Foreigners, thought Jerry, that’s us. We’re foreigners. Well, okay, go ahead, you Protestants, make us joyful. Bring on the new minister. What’s his name? Bold? Joseph Bold.
Jerry and Imogene Gibby had heard no rumors about the minister’s wife. Therefore they were the only ones who did not guess that the woman entering from the door beside the pulpit, limping into the chamber on the arm of Lorraine Bell, was Claire Bold. A tremor ran through the crowded rows of pews. In her customary place at the back of the church, Rosemary Hill winced with shocked compassion. The face of the minister’s wife was a mask of skin and bone. Her arms and legs were bony sticks. Rosemary stopped staring and lowered her head. So that was the truth about Mrs. Joseph Bold. She was going to die! Then Rosemary felt a sympathetic pang beneath the belt of her skirt, and reminded herself to make an appointment with the doctor. She mustn’t wait any longer. She had waited too long already.
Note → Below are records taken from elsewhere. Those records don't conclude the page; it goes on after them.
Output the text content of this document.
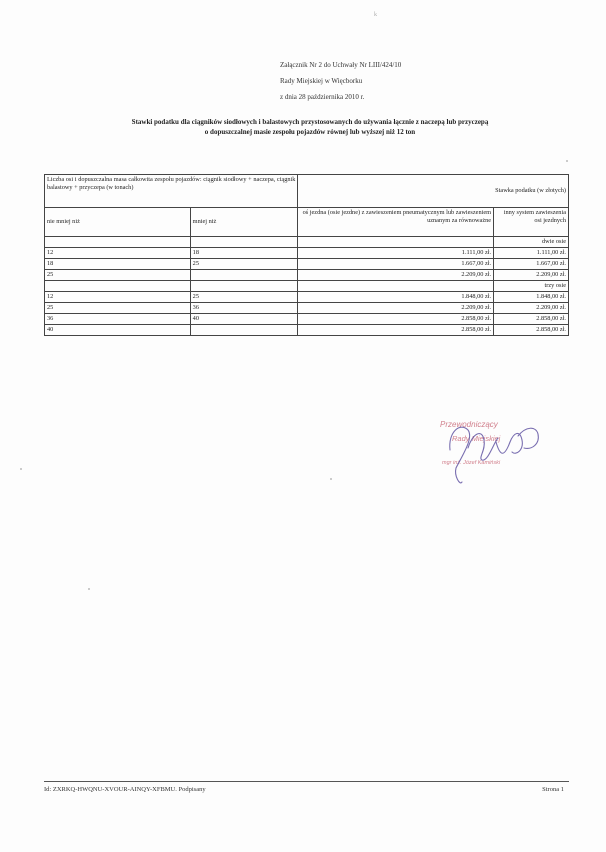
k
Załącznik Nr 2 do Uchwały Nr LIII/424/10
Rady Miejskiej w Więcborku
z dnia 28 października 2010 r.
Stawki podatku dla ciągników siodłowych i balastowych przystosowanych do używania łącznie z naczepą lub przyczepą
o dopuszczalnej masie zespołu pojazdów równej lub wyższej niż 12 ton
Liczba osi i dopuszczalna masa całkowita zespołu pojazdów: ciągnik siodłowy + naczepa, ciągnik balastowy + przyczepa (w tonach)		Stawka podatku (w złotych)	
nie mniej niż	mniej niż	oś jezdna (osie jezdne) z zawieszeniem pneumatycznym lub zawieszeniem uznanym za równoważne	inny system zawieszenia osi jezdnych
			dwie osie
12	18	1.111,00 zł.	1.111,00 zł.
18	25	1.667,00 zł.	1.667,00 zł.
25		2.209,00 zł.	2.209,00 zł.
			trzy osie
12	25	1.848,00 zł.	1.848,00 zł.
25	36	2.209,00 zł.	2.209,00 zł.
36	40	2.858,00 zł.	2.858,00 zł.
40		2.858,00 zł.	2.858,00 zł.
Przewodniczący
Rady Miejskiej
mgr inż. Józef Kamiński
Id: ZXRKQ-HWQNU-XVOUR-AINQY-XFBMU. Podpisany	Strona 1
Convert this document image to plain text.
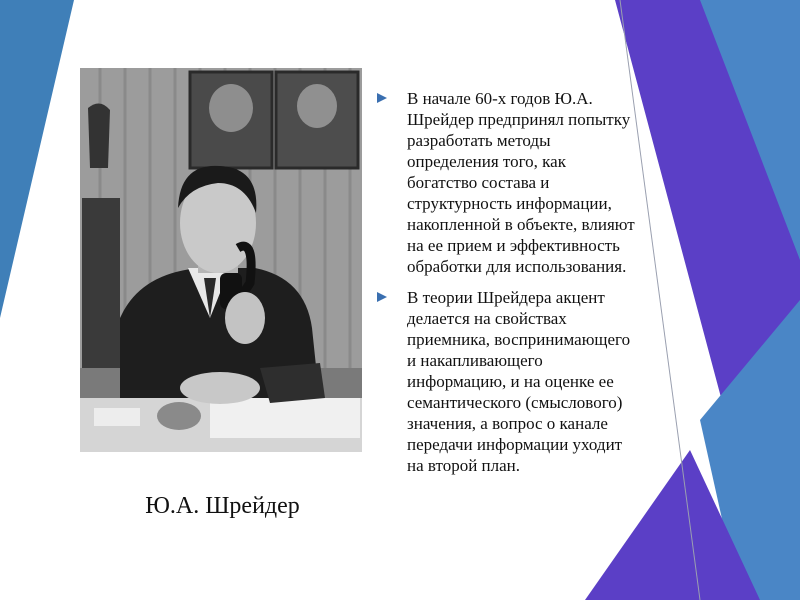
Ю.А. Шрейдер

В начале 60-х годов Ю.А. Шрейдер предпринял попытку разработать методы определения того, как богатство состава и структурность информации, накопленной в объекте, влияют на ее прием и эффективность обработки для использования.
В теории Шрейдера акцент делается на свойствах приемника, воспринимающего и накапливающего информацию, и на оценке ее семантического (смыслового) значения, а вопрос о канале передачи информации уходит на второй план.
From his front pew, Parker Upshaw looked inquisitively around the room to see how they were all taking it. He wanted to stand up and say, It’s not my fault. I told the other members of the selection committee to pick another candidate. That guy from Pennsylvania, he had a wife with a doctor’s degree in church-school administration, and the Chicago man’s wife was a Harvard overseer, for God’s sake. But Parker’s intelligent suggestions had been overlooked. The rest of the committee had fallen for Joseph Bold in spite of Claire’s desperate physical condition. Ed Bell had talked them into it. Parker raised his eyes and stared at Claire Bold as she faltered into her pew. Look at the woman. She can barely stand up.
Mary Kelly, too, was astounded by her first glimpse of the minister’s wife, but for a different reason. “Homer,” she murmured, “I know her. It’s Claire Macaulay. She was my roommate freshman year. Oh, Homer, she used to be so—” Mary clutched Homer’s arm, overcome with helpless pity, as the choir stood up in the balcony to begin their anthem of welcome. The tenors exulted, the sopranos caroled jauntily, the altos droned on one note, the basses leaped with heavy agility from octave to octave. The music flooded the sunlit chamber as the door beside the pulpit opened a crack, then closed again, then opened wide to admit the new pastor into the presence of his congregation.